Earnest Money, Option Periods & Timelines
Earnest money
A good-faith deposit held in escrow. During due diligence it's usually refundable; after that it often "goes hard" (non-refundable) — so know exactly when that switch flips.
Option agreements
Instead of a straight purchase, developers often use an option: you pay the seller a fee for the exclusive right to buy within a period, while you pursue entitlements. If the project works, you exercise the option and close; if not, you walk, losing only the option fee.
Build your timeline backward
Map every deadline against the closing date:
- Feasibility period end
- Financing commitment
- Entitlement milestones (hearings, approvals)
- Deposit "hard" dates and extension deadlines
Missing a date can cost you your deposit or the deal. Calendar everything and track it like a schedule.
Going Deeper (Intermediate)
Three tools structure how you control land over time:
- Earnest money — a deposit showing good faith.
- Option agreements — paying for the right (not the obligation) to buy within a period.
- Timelines/milestones — feasibility, entitlement, and closing dates that stage the deal.
Advanced / Pro-Level
Control the land cheaply while de-risking:
- Refundable earnest money (during feasibility) vs. "going hard" (non-refundable).
- Option payments — non-refundable, but they buy time to entitle before you commit the full price.
- Rolling takedown schedules — buy lots in phases as you sell/build, preserving capital.

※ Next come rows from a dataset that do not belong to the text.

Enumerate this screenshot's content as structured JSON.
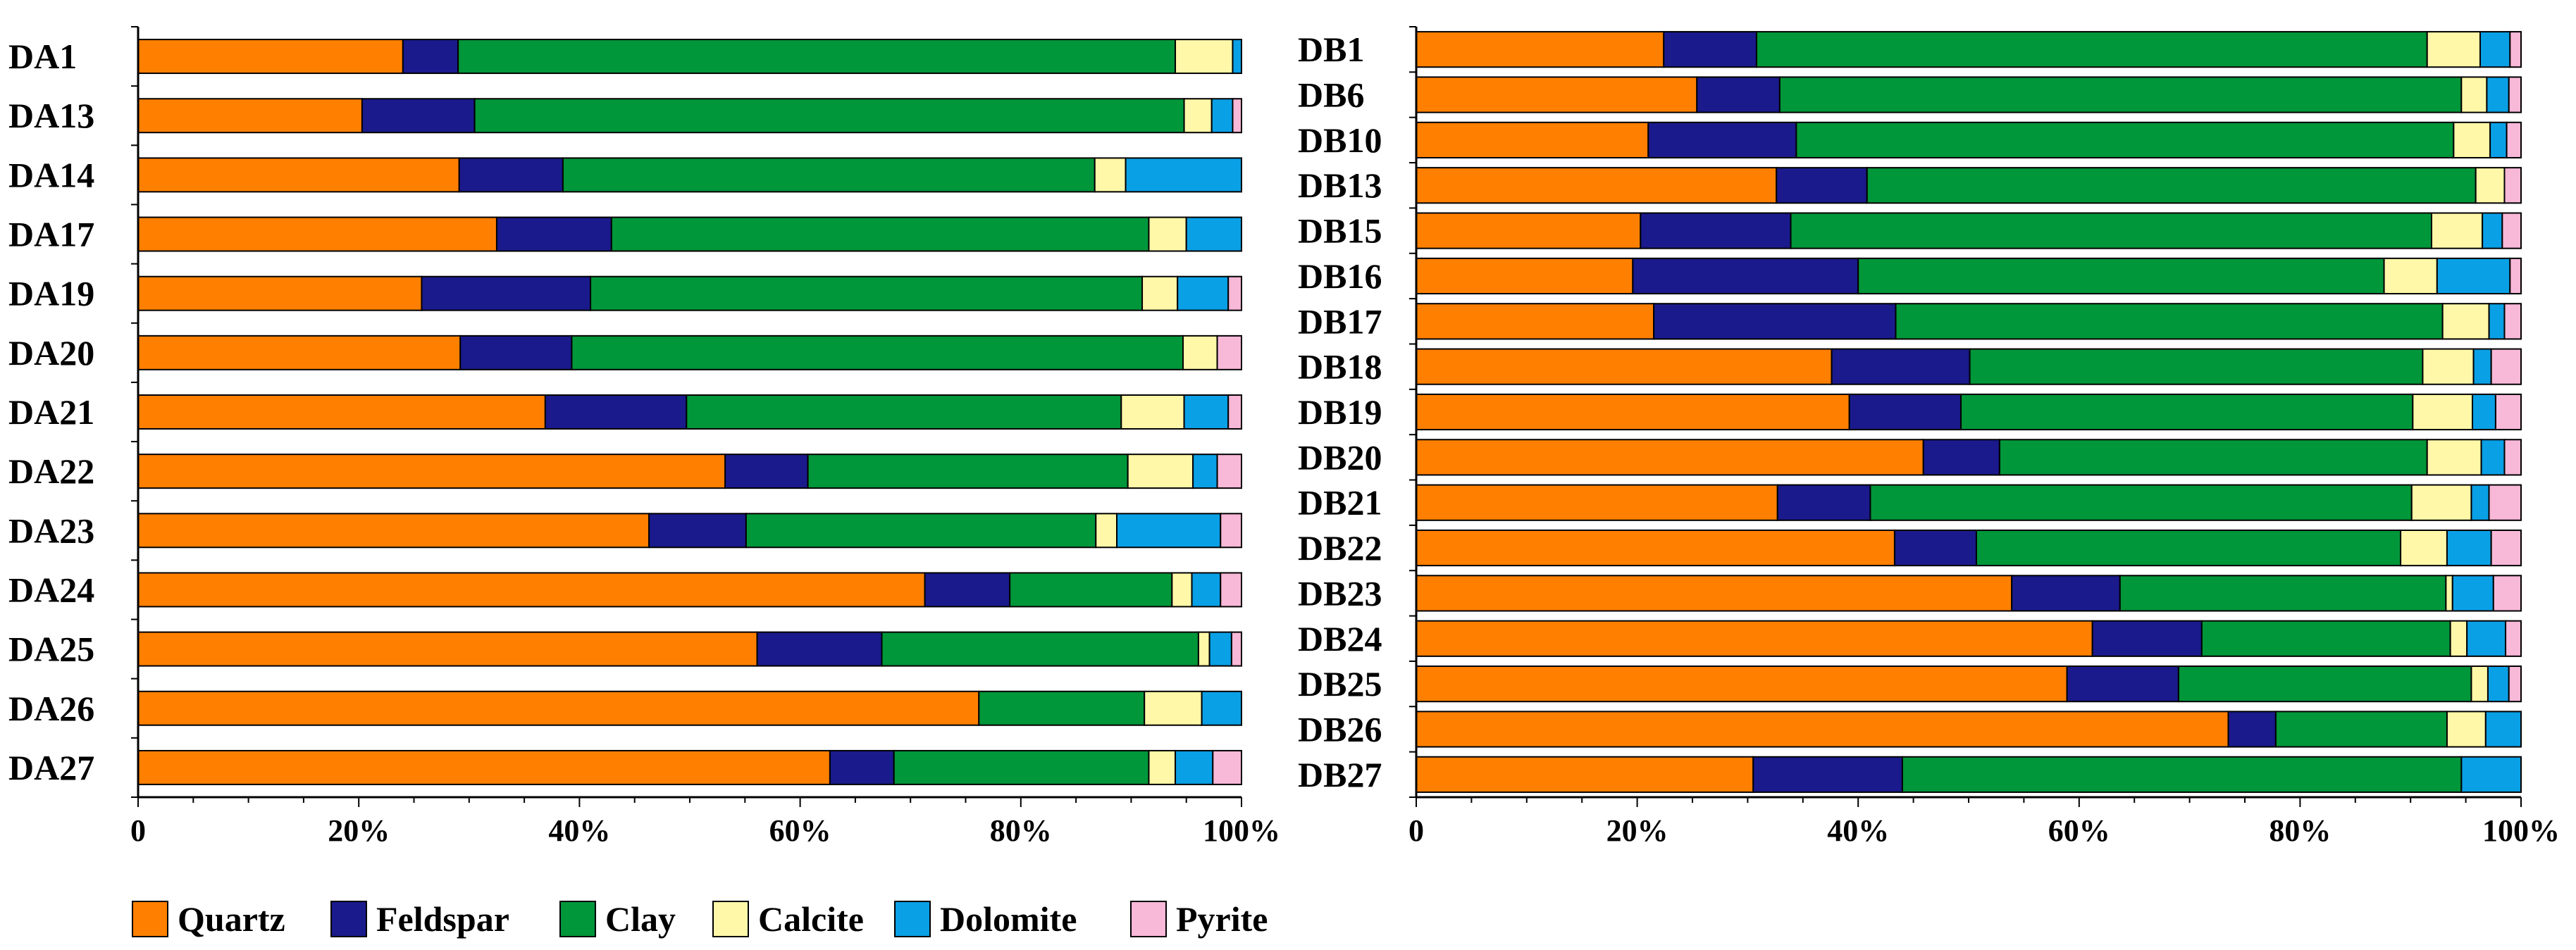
{
  "legend": {
    "items": [
      {
        "name": "Quartz",
        "color": "#FF8000"
      },
      {
        "name": "Feldspar",
        "color": "#1A1A8C"
      },
      {
        "name": "Clay",
        "color": "#00963A"
      },
      {
        "name": "Calcite",
        "color": "#FFF8A8"
      },
      {
        "name": "Dolomite",
        "color": "#0AA0E6"
      },
      {
        "name": "Pyrite",
        "color": "#F8B8D8"
      }
    ]
  },
  "chart_data": [
    {
      "type": "bar",
      "orientation": "horizontal",
      "stacked": true,
      "title": "",
      "xlabel": "",
      "ylabel": "",
      "xlim": [
        0,
        100
      ],
      "x_ticks": [
        "0",
        "20%",
        "40%",
        "60%",
        "80%",
        "100%"
      ],
      "categories": [
        "DA1",
        "DA13",
        "DA14",
        "DA17",
        "DA19",
        "DA20",
        "DA21",
        "DA22",
        "DA23",
        "DA24",
        "DA25",
        "DA26",
        "DA27"
      ],
      "series": [
        {
          "name": "Quartz",
          "values": [
            24,
            20.3,
            29.1,
            32.5,
            25.7,
            29.2,
            36.9,
            53.2,
            46.3,
            71.3,
            56.1,
            76.2,
            62.7
          ]
        },
        {
          "name": "Feldspar",
          "values": [
            5,
            10.2,
            9.4,
            10.4,
            15.3,
            10.1,
            12.8,
            7.5,
            8.8,
            7.7,
            11.3,
            0,
            5.8
          ]
        },
        {
          "name": "Clay",
          "values": [
            65,
            64.3,
            48.2,
            48.7,
            50,
            55.4,
            39.4,
            29,
            31.7,
            14.7,
            28.7,
            15,
            23.1
          ]
        },
        {
          "name": "Calcite",
          "values": [
            5.2,
            2.5,
            2.8,
            3.4,
            3.2,
            3.1,
            5.7,
            5.9,
            1.9,
            1.8,
            1,
            5.2,
            2.4
          ]
        },
        {
          "name": "Dolomite",
          "values": [
            0.8,
            1.9,
            10.5,
            5,
            4.6,
            0,
            4,
            2.2,
            9.4,
            2.6,
            2,
            3.6,
            3.4
          ]
        },
        {
          "name": "Pyrite",
          "values": [
            0,
            0.8,
            0,
            0,
            1.2,
            2.2,
            1.2,
            2.2,
            1.9,
            1.9,
            0.9,
            0,
            2.6
          ]
        }
      ]
    },
    {
      "type": "bar",
      "orientation": "horizontal",
      "stacked": true,
      "title": "",
      "xlabel": "",
      "ylabel": "",
      "xlim": [
        0,
        100
      ],
      "x_ticks": [
        "0",
        "20%",
        "40%",
        "60%",
        "80%",
        "100%"
      ],
      "categories": [
        "DB1",
        "DB6",
        "DB10",
        "DB13",
        "DB15",
        "DB16",
        "DB17",
        "DB18",
        "DB19",
        "DB20",
        "DB21",
        "DB22",
        "DB23",
        "DB24",
        "DB25",
        "DB26",
        "DB27"
      ],
      "series": [
        {
          "name": "Quartz",
          "values": [
            22.4,
            25.4,
            21,
            32.6,
            20.3,
            19.6,
            21.5,
            37.6,
            39.2,
            45.9,
            32.7,
            43.3,
            53.9,
            61.2,
            58.9,
            73.5,
            30.5
          ]
        },
        {
          "name": "Feldspar",
          "values": [
            8.4,
            7.5,
            13.4,
            8.2,
            13.6,
            20.4,
            21.9,
            12.5,
            10.1,
            6.9,
            8.4,
            7.4,
            9.8,
            9.9,
            10.1,
            4.3,
            13.5
          ]
        },
        {
          "name": "Clay",
          "values": [
            60.7,
            61.7,
            59.5,
            55.1,
            58,
            47.6,
            49.5,
            41,
            40.9,
            38.7,
            49,
            38.4,
            29.5,
            22.5,
            26.5,
            15.5,
            50.6
          ]
        },
        {
          "name": "Calcite",
          "values": [
            4.8,
            2.3,
            3.3,
            2.6,
            4.6,
            4.8,
            4.2,
            4.6,
            5.4,
            4.9,
            5.4,
            4.2,
            0.6,
            1.5,
            1.5,
            3.5,
            0
          ]
        },
        {
          "name": "Dolomite",
          "values": [
            2.7,
            2,
            1.5,
            0,
            1.8,
            6.6,
            1.4,
            1.6,
            2.1,
            2.1,
            1.6,
            4,
            3.7,
            3.5,
            1.9,
            3.2,
            5.4
          ]
        },
        {
          "name": "Pyrite",
          "values": [
            1,
            1.1,
            1.3,
            1.5,
            1.7,
            1,
            1.5,
            2.7,
            2.3,
            1.5,
            2.9,
            2.7,
            2.5,
            1.4,
            1.1,
            0,
            0
          ]
        }
      ]
    }
  ]
}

- Extension fees to keep control.
- Match the structure to entitlement risk — never "go hard" before approvals are secured. The developer's goal: maximum control, minimum committed capital, until the risk is removed.
Practice Challenge
Why might a developer pay a non-refundable $100k option to control land for 18 months instead of buying it outright now? (Answer: the option buys time to entitle and de-risk (rezone, DD, line up financing) while committing only $100k instead of the full price — if approvals fail, the loss is the option fee, not a parcel of un-entitled land; it's cheap control of the upside.)
In Practice
A buyer forgets the date the deposit 'goes hard' and loses $25k when the deal falls through. Calendar every deadline backward from closing.
Common Mistakes to Avoid
- Not tracking when the deposit becomes non-refundable
- Missing extension deadlines
- Losing track of the timeline
Takeaway: Know exactly when your deposit goes hard, and calendar every deadline backward from closing.
Educational content — not legal, engineering, or financial advice. Requirements vary by jurisdiction; always confirm with the local authority and your professional team.